Quinze dias depois de ter entrado em confinamento nacional — o terceiro desde que a Covid-19 entrou no país — e um mês depois de Boris Johnson impor regras duras para conter a propagação da nova variante do vírus, o Reino Unido colhe agora os frutos da paralisação: os números de casos estão a diminuir e, dentro de uma semana, notar-se-ão os efeitos disso mesmo nos internamentos e óbitos por Covid-19.

Já Portugal entrou em confinamento nacional a 15 de janeiro, dez dias mais tarde que o Reino Unido, e só agora enfrenta a ameaça da nova variante de SARS-CoV-2 detetada inicialmente no Reino Unido. Depois do relaxamento natalício (que os britânicos tiveram em muito menor medida), os portugueses atingem novos máximos de casos e de mortes dia após dia. E têm problemas adicionais: a onda vai ainda mais alta do que quando o Reino Unido a enfrentou; e traz uma estirpe nova que pode estar a atingir mais fortemente a região de Lisboa e Vale do Tejo e condenar o sucesso das medidas de restrição.

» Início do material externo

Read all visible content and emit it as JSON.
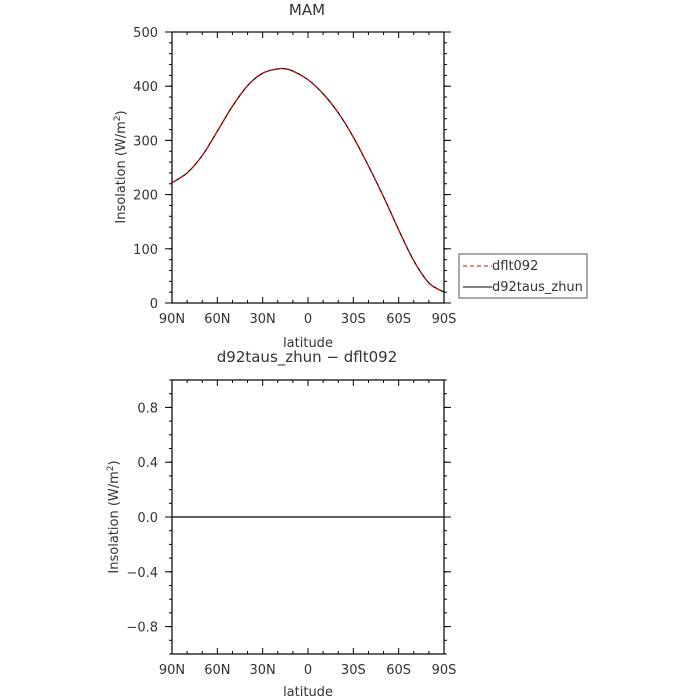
{
  "chart_data": [
    {
      "type": "line",
      "title": "MAM",
      "xlabel": "latitude",
      "ylabel": "Insolation (W/m",
      "ylabel_sup": "2",
      "ylabel_tail": ")",
      "x_tick_labels": [
        "90N",
        "60N",
        "30N",
        "0",
        "30S",
        "60S",
        "90S"
      ],
      "x_tick_values": [
        90,
        60,
        30,
        0,
        -30,
        -60,
        -90
      ],
      "xlim": [
        90,
        -90
      ],
      "ylim": [
        0,
        500
      ],
      "y_ticks": [
        0,
        100,
        200,
        300,
        400,
        500
      ],
      "y_tick_labels": [
        "0",
        "100",
        "200",
        "300",
        "400",
        "500"
      ],
      "legend_position": "right-outside",
      "x": [
        90,
        80,
        70,
        60,
        50,
        40,
        30,
        20,
        15,
        10,
        0,
        -10,
        -20,
        -30,
        -40,
        -50,
        -60,
        -70,
        -80,
        -90
      ],
      "series": [
        {
          "name": "dflt092",
          "color": "#e00000",
          "dash": "dashed",
          "values": [
            222,
            240,
            272,
            317,
            363,
            401,
            424,
            432,
            432,
            428,
            412,
            386,
            351,
            306,
            253,
            196,
            135,
            78,
            37,
            20
          ]
        },
        {
          "name": "d92taus_zhun",
          "color": "#000000",
          "dash": "solid",
          "values": [
            222,
            240,
            272,
            317,
            363,
            401,
            424,
            432,
            432,
            428,
            412,
            386,
            351,
            306,
            253,
            196,
            135,
            78,
            37,
            20
          ]
        }
      ]
    },
    {
      "type": "line",
      "title": "d92taus_zhun − dflt092",
      "xlabel": "latitude",
      "ylabel": "Insolation (W/m",
      "ylabel_sup": "2",
      "ylabel_tail": ")",
      "x_tick_labels": [
        "90N",
        "60N",
        "30N",
        "0",
        "30S",
        "60S",
        "90S"
      ],
      "x_tick_values": [
        90,
        60,
        30,
        0,
        -30,
        -60,
        -90
      ],
      "xlim": [
        90,
        -90
      ],
      "ylim": [
        -1,
        1
      ],
      "y_ticks": [
        -0.8,
        -0.4,
        0.0,
        0.4,
        0.8
      ],
      "y_tick_labels": [
        "−0.8",
        "−0.4",
        "0.0",
        "0.4",
        "0.8"
      ],
      "x": [
        90,
        -90
      ],
      "series": [
        {
          "color": "#000000",
          "dash": "solid",
          "values": [
            0,
            0
          ]
        }
      ]
    }
  ]
}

Questionado sobre se a situação atual do Reino Unido nos permite antever o que Portugal vai passar dentro de algumas semanas, Carlos Antunes, investigador da Faculdade de Ciências da Universidade de Lisboa, diz que, “com estes dados, não”. Se o confinamento português for “idêntico e proporcional” ao que se verifica no Reino Unido, a incidência também deve começar a baixar. Mas os resultados não surgirão tão cedo, nem de modo tão pujante como aconteceu na realidade britânica.